Managing Editor, Mobile Commerce
More than half of e-mail opens occur on a smartphone or tablet, Experian Marketing Services finds. Making sure marketing e-mails look and perform well on mobile devices has never been more important. As a result, retail marketers must keep abreast of mobile operating system changes that could impact the e-mail messages they send, says Chad White, principal of marketing research at e-mail marketing services provider ExactTarget.
That’s why White took notice when he spotted something peculiar in his routine screening of e-mail marketing messages from across the retail industry. After updating his iPhone to run Apple Inc.’snew mobile operating system, iOS 7, he discovered his iPhone e-mail app was more sensitive to numbers in subject lines than in past. For some time, when the iPhone detects a date in a subject line, it turns the date into a link a user can touch that automatically creates a calendar event with all pertinent information filled in.
But a Sears Holdings Corp. marketing e-mail with the subject line “Rain or shine Saturday 1 Day Sale Is On” turned “Saturday 1” into a link that, when touched, created a calendar event for the sale, placing the event on Friday, Nov. 1, 2013 (see image). That was not the date of the sale, nor did Sears intend for “Saturday 1” to turn into a link as the day and the number are not related to each other in the sentence.
Curiously, in a different marketing e-mail from another retailer, “Oct 27th” did not turn into a link, and that is clearly the date of an event, White says.
These automatic event links appear to be rather unpredictable and uncontrollable at the moment, White says.
“Since e-mail subscribers spend just a few seconds on average with an e-mail, these event links can be a very unwelcome distraction,” White says. “The vast majority of marketers want their subscribers to take action right now, not set a calendar reminder.”
White says instances of the calendar event trigger quirk have been rare so far, but advises retailers to monitor their marketing e-mails as they render on devices running iOS 7. And if a retailer wants a subject line to turn into a calendar event trigger, White says it should use the “MMM D” format, meaning the first three letters of the month and the single- or double-digit numerical date, which is the format that Apple designed to be the trigger.
Sears and Apple did not immediately respond to requests for comment.
White says e-mail marketers are blessed with a lot of readily available information online on such quirks.
“Thankfully e-mail marketers and digital marketing companies are very active on social media and produce lots of helpful blog posts, articles, infographics and reports,” White says. “There’s lots of sharing in our industry.

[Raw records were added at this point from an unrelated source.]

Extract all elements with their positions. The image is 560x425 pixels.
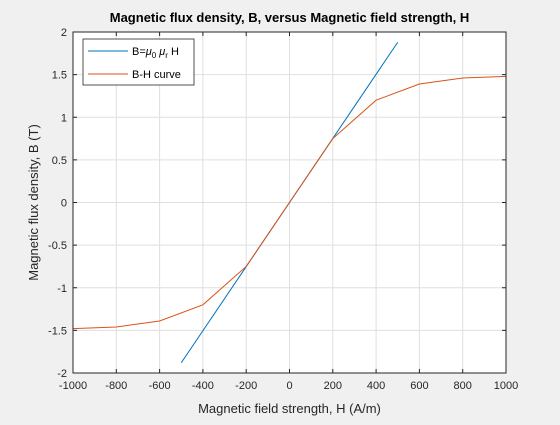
x-tick-label: -200 bbox=[235, 380, 257, 392]
series-bh-curve-line bbox=[72, 75, 507, 330]
y-tick-label: 1.5 bbox=[52, 70, 67, 82]
tick-labels: -1000 -800 -600 -400 -200 0 200 400 600 800 1000-2… bbox=[48, 27, 518, 392]
x-axis-label: Magnetic field strength, H (A/m) bbox=[198, 401, 381, 416]
x-tick-label: -400 bbox=[192, 380, 214, 392]
x-tick-label: -1000 bbox=[59, 380, 87, 392]
x-tick-label: 400 bbox=[367, 380, 385, 392]
chart-title: Magnetic flux density, B, versus Magneti… bbox=[110, 10, 470, 25]
x-tick-label: 1000 bbox=[494, 380, 518, 392]
x-tick-label: -800 bbox=[105, 380, 127, 392]
y-tick-label: 0 bbox=[61, 198, 67, 210]
x-tick-label: 200 bbox=[324, 380, 342, 392]
y-axis-label: Magnetic flux density, B (T) bbox=[26, 124, 41, 281]
y-tick-label: -0.5 bbox=[48, 240, 67, 252]
x-tick-label: 600 bbox=[410, 380, 428, 392]
ticks bbox=[72, 31, 507, 374]
x-tick-label: -600 bbox=[149, 380, 171, 392]
legend-linear-suffix: H bbox=[171, 46, 179, 58]
y-tick-label: -2 bbox=[57, 368, 67, 380]
legend-label-bh-curve: B-H curve bbox=[132, 69, 181, 81]
x-tick-label: 800 bbox=[454, 380, 472, 392]
y-tick-label: 1 bbox=[61, 112, 67, 124]
y-tick-label: -1.5 bbox=[48, 325, 67, 337]
legend-mu0-subscript: 0 bbox=[152, 51, 157, 60]
legend-mu-r: μ bbox=[158, 46, 165, 58]
legend-mur-subscript: r bbox=[165, 51, 168, 60]
x-tick-label: 0 bbox=[286, 380, 292, 392]
legend-label-linear: B=μ0 μr H bbox=[132, 46, 179, 60]
legend-mu-0: μ bbox=[145, 46, 152, 58]
y-tick-label: -1 bbox=[57, 283, 67, 295]
series-layer bbox=[72, 41, 507, 364]
legend: B=μ0 μr H B-H curve bbox=[82, 38, 195, 86]
y-tick-label: 0.5 bbox=[52, 155, 67, 167]
y-tick-label: 2 bbox=[61, 27, 67, 39]
legend-box bbox=[82, 38, 195, 86]
legend-linear-prefix: B= bbox=[132, 46, 146, 58]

Take advantage of that.”
White also points to e-mail rendering tools as a way to see if anything may have changed on a mobile or desktop platform.
“Rendering tools will show you how your e-mails display in every e-mail environment, whether it’s on mobile devices, web mail or desktop clients,” he says. “Device proliferation and a continued lack of e-mail coding standards has made rendering a bit more challenging in recent years, so it’s wise to keep a close eye on rendering within the e-mail clients that are most popular among your subscribers.”
Things change, it’s unavoidable. An unannounced e-mail client change in the summer of 2012 caused a bit of a stir among e-mail marketers, White says. Hotmail began replacing symbols and other special characters with oversized, 19-pixel by 19-pixel emoji, tiny icons that are a kind of .gif image. The change affected subject lines as well as HTML text in body copy for months before it was fixed by Microsoft Corp., White says.
For now, White says the calendar event trigger in iOS 7 is not likely to cause any serious troubles. “However,” he adds, “it is another reminder that e-mail inboxes are always evolving and that marketers must keep an eye out for these changes, especially since small changes are rarely announced.”